Would you like to only plot the bars, or would you want to add more components/annotations? What is the time you are willing to wait? See some recent discussion here: https://github.com/krassowski/complex-upset/issues/133#issuecomment-895155554

16mc1r commented 3 years ago

Just the bars would be fine, its just a way to identifiy relevant subsets. Time: difficult to say, 2min max? This is for "interactive" exploration. RAM is usually not a problem, standard is 128GB but up to 500GB are available if necessary.

tomleung1996 commented 3 years ago

I would also like to see a performance improvement for bar charts (upset plots). I can wait hours or even days, but the premise is the calculation can be fit into my memory (up to 300GB).

krassowski commented 3 years ago

We could have a switch to only compute and plot the the summary statistics instead of individual points, which should give you a substantial performance and memory-use improvement. I will look into it next week.

tomleung1996 commented 3 years ago

We could have a switch to only compute and plot the the summary statistics instead of individual points, which should give you a substantial performance and memory-use improvement. I will look into it next week.

Hi, Krassowski. Hope you had a nice weekend!

I came up with a possible solution to the performance problem but don't know if it would be too hard to implement.

In the original input file (e.g. movies), users can choose to aggregate the sample to the combinations of sets by themselves. This can be done by adding an extra column indicating the "weights" or "number of members". For example:

ID Set1 Set2 Weight
1 TRUE FALSE 10
2 TRUE TRUE 2
3 FALSE TRUE 5

(Rows are distinct)

In this case, users can have more control of their combinations (as well as memory usage) and ComplexUpset is only responsible for plotting.

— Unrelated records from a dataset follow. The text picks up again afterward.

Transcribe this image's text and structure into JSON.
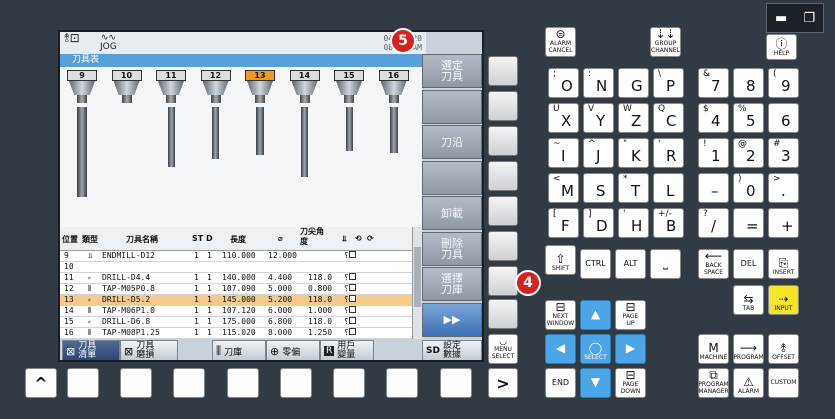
{
  "window": {
    "minimize": "▬",
    "restore": "❐"
  },
  "screen": {
    "title": "刀具表",
    "datetime": {
      "date": "04/14/20",
      "time": "08:37 AM"
    },
    "mode_label": "JOG",
    "tool_slots": [
      "9",
      "10",
      "11",
      "12",
      "13",
      "14",
      "15",
      "16"
    ],
    "selected_slot": "13",
    "table": {
      "headers": [
        "位置",
        "類型",
        "刀具名稱",
        "ST",
        "D",
        "長度",
        "⌀",
        "刀尖角度",
        "⫫",
        "⟲",
        "⟳"
      ],
      "rows": [
        {
          "pos": "9",
          "type": "⫫",
          "name": "ENDMILL-D12",
          "st": "1",
          "d": "1",
          "len": "110.000",
          "dia": "12.000",
          "ang": "",
          "hl": false
        },
        {
          "pos": "10",
          "type": "",
          "name": "",
          "st": "",
          "d": "",
          "len": "",
          "dia": "",
          "ang": "",
          "hl": false
        },
        {
          "pos": "11",
          "type": "⸗",
          "name": "DRILL-D4.4",
          "st": "1",
          "d": "1",
          "len": "140.000",
          "dia": "4.400",
          "ang": "118.0",
          "hl": false
        },
        {
          "pos": "12",
          "type": "⫴",
          "name": "TAP-M05P0.8",
          "st": "1",
          "d": "1",
          "len": "107.090",
          "dia": "5.000",
          "ang": "0.800",
          "hl": false
        },
        {
          "pos": "13",
          "type": "⸗",
          "name": "DRILL-D5.2",
          "st": "1",
          "d": "1",
          "len": "145.000",
          "dia": "5.200",
          "ang": "118.0",
          "hl": true
        },
        {
          "pos": "14",
          "type": "⫴",
          "name": "TAP-M06P1.0",
          "st": "1",
          "d": "1",
          "len": "107.120",
          "dia": "6.000",
          "ang": "1.000",
          "hl": false
        },
        {
          "pos": "15",
          "type": "⸗",
          "name": "DRILL-D6.8",
          "st": "1",
          "d": "1",
          "len": "175.000",
          "dia": "6.800",
          "ang": "118.0",
          "hl": false
        },
        {
          "pos": "16",
          "type": "⫴",
          "name": "TAP-M08P1.25",
          "st": "1",
          "d": "1",
          "len": "115.020",
          "dia": "8.000",
          "ang": "1.250",
          "hl": false
        }
      ]
    },
    "right_softkeys": [
      "選定\n刀具",
      "",
      "刀沿",
      "",
      "卸載",
      "刪除\n刀具",
      "選擇\n刀庫",
      "▶▶"
    ],
    "bottom_softkeys": [
      "刀具\n清單",
      "刀具\n磨損",
      "刀庫",
      "零偏",
      "用戶\n變量",
      "設定\n數據"
    ],
    "bottom_prefix": {
      "r": "R",
      "sd": "SD"
    }
  },
  "outer": {
    "bottom_keys": [
      "^",
      "",
      "",
      "",
      "",
      "",
      "",
      "",
      ">"
    ],
    "menu_select": "MENU\nSELECT"
  },
  "keyboard": {
    "alarm_cancel": "ALARM\nCANCEL",
    "group_channel": "GROUP\nCHANNEL",
    "help": "HELP",
    "letters": [
      {
        "t": ";",
        "m": "O"
      },
      {
        "t": ":",
        "m": "N"
      },
      {
        "t": "",
        "m": "G"
      },
      {
        "t": "\\",
        "m": "P"
      },
      {
        "t": "U",
        "m": "X"
      },
      {
        "t": "V",
        "m": "Y"
      },
      {
        "t": "W",
        "m": "Z"
      },
      {
        "t": "Q",
        "m": "C"
      },
      {
        "t": "~",
        "m": "I"
      },
      {
        "t": "^",
        "m": "J"
      },
      {
        "t": "\"",
        "m": "K"
      },
      {
        "t": "'",
        "m": "R"
      },
      {
        "t": "<",
        "m": "M"
      },
      {
        "t": "",
        "m": "S"
      },
      {
        "t": "*",
        "m": "T"
      },
      {
        "t": "",
        "m": "L"
      },
      {
        "t": "[",
        "m": "F"
      },
      {
        "t": "]",
        "m": "D"
      },
      {
        "t": "'",
        "m": "H"
      },
      {
        "t": "+/-",
        "m": "B"
      }
    ],
    "numbers": [
      {
        "t": "&",
        "m": "7"
      },
      {
        "t": "",
        "m": "8"
      },
      {
        "t": "(",
        "m": "9"
      },
      {
        "t": "$",
        "m": "4"
      },
      {
        "t": "%",
        "m": "5"
      },
      {
        "t": "",
        "m": "6"
      },
      {
        "t": "!",
        "m": "1"
      },
      {
        "t": "@",
        "m": "2"
      },
      {
        "t": "#",
        "m": "3"
      },
      {
        "t": "",
        "m": "–"
      },
      {
        "t": ")",
        "m": "0"
      },
      {
        "t": ">",
        "m": "."
      },
      {
        "t": "?",
        "m": "/"
      },
      {
        "t": "",
        "m": "="
      },
      {
        "t": "",
        "m": "+"
      }
    ],
    "func1": [
      "SHIFT",
      "CTRL",
      "ALT",
      ""
    ],
    "func2": [
      "BACK\nSPACE",
      "DEL",
      "INSERT"
    ],
    "tab": "TAB",
    "input": "INPUT",
    "next_window": "NEXT\nWINDOW",
    "page_up": "PAGE\nUP",
    "select": "SELECT",
    "end": "END",
    "page_down": "PAGE\nDOWN",
    "machine": "MACHINE",
    "program": "PROGRAM",
    "offset": "OFFSET",
    "program_manager": "PROGRAM\nMANAGER",
    "alarm": "ALARM",
    "custom": "CUSTOM"
  },
  "badges": {
    "b4": "4",
    "b5": "5"
  },
  "colors": {
    "accent_blue": "#4aa6e6",
    "input_yellow": "#f6e526",
    "badge_red": "#d6211e",
    "highlight": "#f39a1c"
  }
}
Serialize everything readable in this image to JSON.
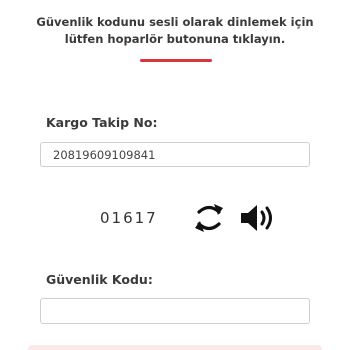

I am not sure if this violates the original behavior of ComplexUpset. Please ignore this comment if it involves a heavy workload. I appreciate the efforts you made to this wonderful project and all the help from you!

Thank you!

tomleung1996 commented 3 years ago

I finally managed to get my desired plots. If you only want to show percentages and can calculate the numbers by yourselves, you can generate a much smaller sample with the same distribution to get the exact same upset plot.